On Tue, Aug 4, 2015 at 1:57 PM, Andrew B. Martin
<[email protected]> wrote:
> I'm having a hard time figuring out how to free up memory by zeroing and
> garbage collecting objects in a function.
>
> function runModel()
>     d = generateData()
>     d = 0
>     gc()
> end
>
>
> When I run runModel() in the REPL memory usage remains as if d is still
> stored in memory.
>
> Even if I do:
>
> for i in 1:5
>    d = generateData();
>    d = 0
>    gc()
> end
>
> Memory is not freed by the garbage collection.
>
> If I enter:
>
> julia> d = generateData();
>
> julia> d = 0
>
> julia> gc()
>
> Then memory from d is freed up.
>
> I've looked at this SO question:
> http://stackoverflow.com/questions/25871711/julia-garbage-collection-inside-functions-works-differently-than-in-global-spac
> but it doesn't provide any answers.
>

Short answer:

Don't assume calling gc() can free any specific object and in general,
don't use gc() as a way to free any particular resourse. You will be
better off to be more explicit.

Longer answer:

The lifetime analysis of variables is pretty conservative, and the
effect you see can easily be caused by inlining.

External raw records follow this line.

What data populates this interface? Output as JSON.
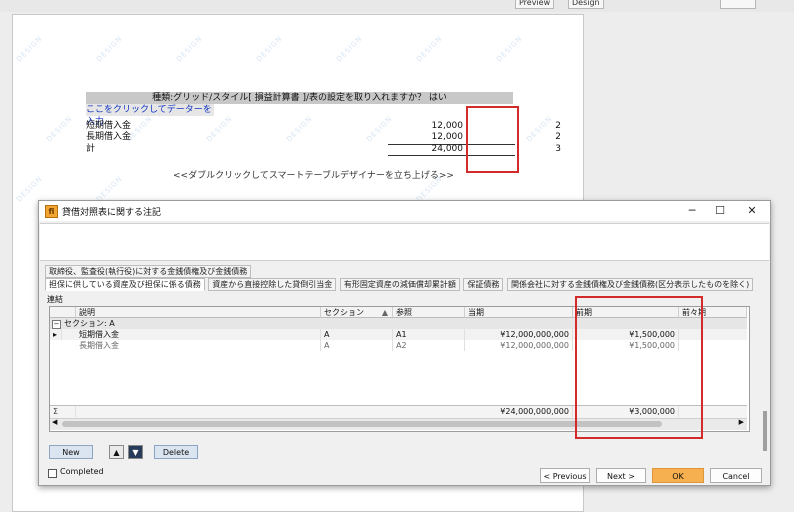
{
  "toolbar": {
    "preview_label": "Preview",
    "design_label": "Design"
  },
  "document": {
    "watermark": "DESIGN",
    "banner_text": "種類:グリッド/スタイル[ 損益計算書 ]/表の設定を取り入れますか？ はい",
    "click_link": "ここをクリックしてデーターを入力",
    "rows": [
      {
        "label": "短期借入金",
        "amount": "12,000",
        "count": "2"
      },
      {
        "label": "長期借入金",
        "amount": "12,000",
        "count": "2"
      },
      {
        "label": "計",
        "amount": "24,000",
        "count": "3"
      }
    ],
    "hint": "<<ダブルクリックしてスマートテーブルデザイナーを立ち上げる>>"
  },
  "dialog": {
    "title": "貸借対照表に関する注記",
    "tabs_row1": [
      "取締役、監査役(執行役)に対する金銭債権及び金銭債務"
    ],
    "tabs_row2": [
      "担保に供している資産及び担保に係る債務",
      "資産から直接控除した貸倒引当金",
      "有形固定資産の減価償却累計額",
      "保証債務",
      "関係会社に対する金銭債権及び金銭債務(区分表示したものを除く)"
    ],
    "panel_label": "連結",
    "grid": {
      "headers": [
        "説明",
        "セクション",
        "参照",
        "当期",
        "前期",
        "前々期"
      ],
      "group": "セクション: A",
      "rows": [
        {
          "desc": "短期借入金",
          "section": "A",
          "ref": "A1",
          "current": "¥12,000,000,000",
          "prior": "¥1,500,000"
        },
        {
          "desc": "長期借入金",
          "section": "A",
          "ref": "A2",
          "current": "¥12,000,000,000",
          "prior": "¥1,500,000"
        }
      ],
      "sum_symbol": "Σ",
      "sum_current": "¥24,000,000,000",
      "sum_prior": "¥3,000,000"
    },
    "buttons": {
      "new": "New",
      "delete": "Delete",
      "previous": "< Previous",
      "next": "Next >",
      "ok": "OK",
      "cancel": "Cancel"
    },
    "completed_label": "Completed",
    "window_controls": {
      "minimize": "─",
      "maximize": "☐",
      "close": "✕"
    }
  },
  "colors": {
    "highlight": "#d32a2a",
    "ok_button": "#f6b04f",
    "link": "#1434c0"
  }
}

Suppose you have the following functions
```
f() = (a = allocate_something_big(); a)
g() = (b = f(); b = 0; gc())
```

now after inlining, g will look something like

```
function test3()
    a = allocate_something_big()
    b = a
    b = 0
    gc()
end
```

Currently all the local variables are kept alive so the new variables
introduced by inlining can easily keep an object alive unexpectedly.

Also, it's worth noting that calling `gc()` (i.e. `gc(true)`) might
actually make the object live longer due to the promotion to the old
generation that is scanned less frequently.

>
> Why is memory freed when run garbage collection is done in the global scope,
> but not in a function or for-loop?